For all of the Eleventh & Twelfth Doctor’s marriage to River Song (Alex Kingston) and the Tenth Doctor’s fleeting romance with Madame de Pompadour (Sophie Myles), the only other time the Doctor demonstrated such passion was during Journey’s End, as the  Metacrisis Doctor (David Tennant)  passionately locks lips with Rose Tyler (Billie Piper).   That makes Ncuti Gatwa ‘s Doctor the most passionate and coolest generation of our favourite time-travelling alien.

This episode will make a difference to the younger audience who watch Doctor Who.   While Doctor Who spinoffs such as Torchwood, The Class and The Sarah Jane Adventures have had gay lead characters, seeing the audience’s main hero identify as gay and openly embrace and celebrate that characteristic of this generation of the Doctor will heal wounds and self-worth.

The world of Doctor Who has always been so. 

The Doctor – “I have to be like this because this is what I’m like.”

This episode also reminds us of who the Doctor is at his core.    He breaks when he is about to lose Ruby to another dimension and cannot press send. As the Ninth Doctor would say when faced with a similar decision, “A coward. Any day.”   Instead, it is left to Rogue to save Ruby as he sacrifices himself while the Doctor remains parallelised.

The Fourteenth Doctor was tasked to rest and heal for all their future regenerations.
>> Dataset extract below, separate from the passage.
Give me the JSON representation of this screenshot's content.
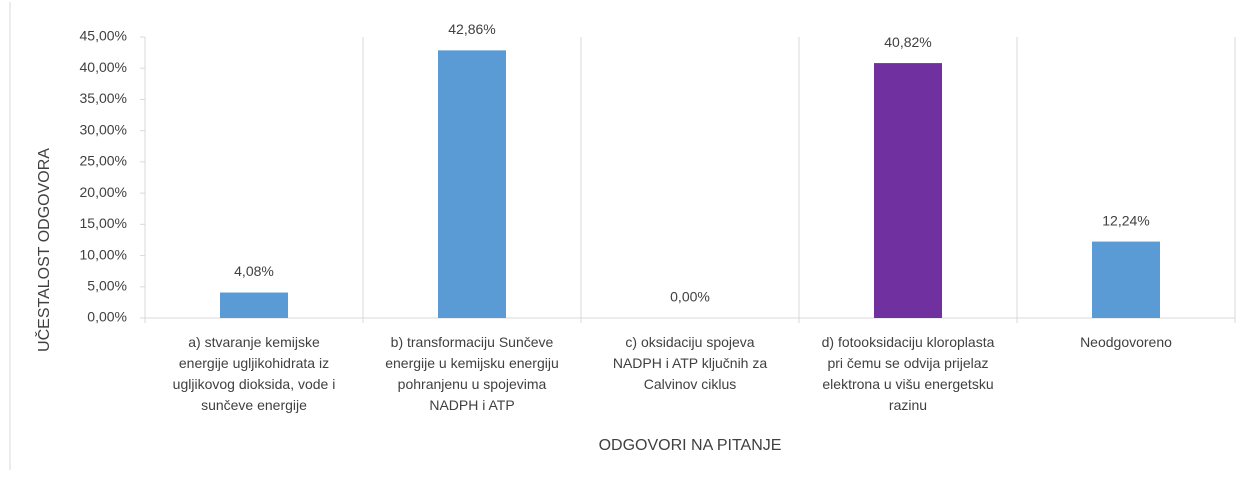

However, that has been a limited recovery as true to form; Doctor hides his pain and grief at losing Rogue to an alternative dimension by running away and moving forward. The irony that this is another passionate love is lost to the alternative dimension that the TARDIS can’t reach was not missed.   That guarantees we are going to see Rogue again.

Rogue vs. Captain Jack – Commonalities

Rogue’s character draws inevitable comparisons to Captain Jack Harkness. Both are time travellers who cloak their crafts and seem to have a love for the same weapon.   Both are charismatic and flirtatious and operate in morally grey areas. Rogue’s dynamic with the Doctor, characterised by witty banter and mutual respect, mirrors the Doctor’s relationship with Captain Jack.   Even at the end, the small salute the Doctor gives the sky echoes the Tenth Doctor’s last scene with Captain Jack.

Ncuti Gatwa

Once again, Ncuti Gatwa continues to impress as the Doctor, bringing a fresh and charismatic energy to the role. His ability to balance the character’s inherent eccentricity with moments of deep emotional vulnerability is commendable. In “Rogue,” Gatwa’s performance shines, particularly in his scenes with Jonathan Groff. The chemistry between the two actors is palpable, making the Doctor’s romantic storyline believable and compelling.

Conclusion

“Doctor Who: Rogue” is an episode that blends romance, adventure, and cultural homage into a single, compelling narrative. With its nods to “Bridgerton,” groundbreaking romantic developments, the episode is another excellent out of the current season. Kudos to writers Kate Herron and Briony Redman, as well as director Ben Chessell. Ncuti Gatwa’s and Millie Gibson’s performances and Jonathan Groff’s memorable guest appearance make “Rogue” an episode that fans will remember for its bold storytelling and emotional depth. This instalment not only entertains but also pushes the boundaries of what “Doctor Who” can be, setting the stage for even more exciting adventures.